Re: [PATCH v2 7/9] arm64: dts: qcom: msm8998: Add PSCI cpuidle low power states

From: Amit Kucheria
Date: Thu Oct 03 2019 - 21:36:38 EST


On Wed, Oct 2, 2019 at 11:48 PM Jeffrey Hugo <jeffrey.l.hugo@xxxxxxxxx> wrote:
>
> On Wed, Oct 2, 2019 at 3:27 AM Niklas Cassel <niklas.cassel@xxxxxxxxxx> wrote:
> >
> > On Wed, Oct 02, 2019 at 11:19:50AM +0200, Niklas Cassel wrote:
> > > On Mon, Sep 30, 2019 at 04:20:15PM -0600, Jeffrey Hugo wrote:
> > > > Amit, the merged version of the below change causes a boot failure
> > > > (nasty hang, sometimes with RCU stalls) on the msm8998 laptops. Oddly
> > > > enough, it seems to be resolved if I remove the cpu-idle-states
> > > > property from one of the cpu nodes.
> > > >
> > > > I see no issues with the msm8998 MTP.
> > >
> > > Hello Jeffrey, Amit,
> > >
> > > If the PSCI idle states work properly on the msm8998 devboard (MTP),
> > > but causes crashes on msm8998 laptops, the only logical change is
> > > that the PSCI firmware is different between the two devices.
> >
> > Since the msm8998 laptops boot using ACPI, perhaps these laptops
> > doesn't support PSCI/have any PSCI firmware at all.
>
> They have PSCI. If there was no PSCI, I would expect the PSCI
> get_version request from Linux to fail, and all PSCI functionality to
> be disabled.
>
> However, your mention about ACPI sparked a thought. ACPI describes
> the idle states, along with the PSCI info, in the ACPI0007 devices.
> Those exist on the laptops, and the info mostly correlates with Amit's
> patch (ACPI seems to be a bit more conservative about the latencies,
> and describes one additional deeper state). However, upon a detailed
> analysis of the ACPI description, I did find something relevant - the
> retention state is not enabled.
>
> So, I hacked out the retention state from Amit's patch, and I did not
> observe a hang. I used sysfs, and appeared able to validate that the
> power collapse state was being used successfully.

Interesting that the shallower sleep state was causing problems.
Usually, it is the deeper states that cause problems.
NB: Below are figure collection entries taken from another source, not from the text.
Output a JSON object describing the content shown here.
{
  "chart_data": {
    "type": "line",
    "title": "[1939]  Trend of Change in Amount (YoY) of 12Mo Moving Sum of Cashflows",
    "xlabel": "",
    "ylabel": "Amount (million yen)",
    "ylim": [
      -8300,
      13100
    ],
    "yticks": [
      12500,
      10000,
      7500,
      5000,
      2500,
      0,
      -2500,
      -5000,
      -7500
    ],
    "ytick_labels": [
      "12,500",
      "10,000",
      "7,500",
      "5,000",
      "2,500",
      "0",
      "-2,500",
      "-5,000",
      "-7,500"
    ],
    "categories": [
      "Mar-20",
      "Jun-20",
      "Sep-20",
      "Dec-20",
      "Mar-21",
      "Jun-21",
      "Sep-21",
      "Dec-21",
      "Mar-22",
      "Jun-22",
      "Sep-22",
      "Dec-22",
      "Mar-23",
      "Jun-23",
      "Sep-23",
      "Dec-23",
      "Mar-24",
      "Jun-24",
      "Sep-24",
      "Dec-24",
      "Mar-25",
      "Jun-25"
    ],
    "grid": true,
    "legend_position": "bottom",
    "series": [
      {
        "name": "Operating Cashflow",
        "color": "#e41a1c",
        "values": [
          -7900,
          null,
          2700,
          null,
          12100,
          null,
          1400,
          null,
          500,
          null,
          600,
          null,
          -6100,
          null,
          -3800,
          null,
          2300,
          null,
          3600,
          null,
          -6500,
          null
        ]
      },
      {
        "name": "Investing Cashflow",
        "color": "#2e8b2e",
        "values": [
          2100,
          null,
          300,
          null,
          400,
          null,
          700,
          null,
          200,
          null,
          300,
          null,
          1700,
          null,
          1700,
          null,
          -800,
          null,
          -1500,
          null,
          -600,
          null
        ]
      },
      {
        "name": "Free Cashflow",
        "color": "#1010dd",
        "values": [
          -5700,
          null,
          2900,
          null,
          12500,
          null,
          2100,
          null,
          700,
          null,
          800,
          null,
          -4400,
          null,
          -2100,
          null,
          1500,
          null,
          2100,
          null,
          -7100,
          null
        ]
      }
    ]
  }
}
So you plan to
override the idle states table in the board-specific DT?

Why does the platform even rely on DT? Shouldn't we use the ACPI tables instead?

> I'm guessing that something is weird with the laptops, where the CPUs
> can go into retention, but not come out, thus causing issues.
>
> I'll post a patch to fix up the laptops. Thanks for all the help.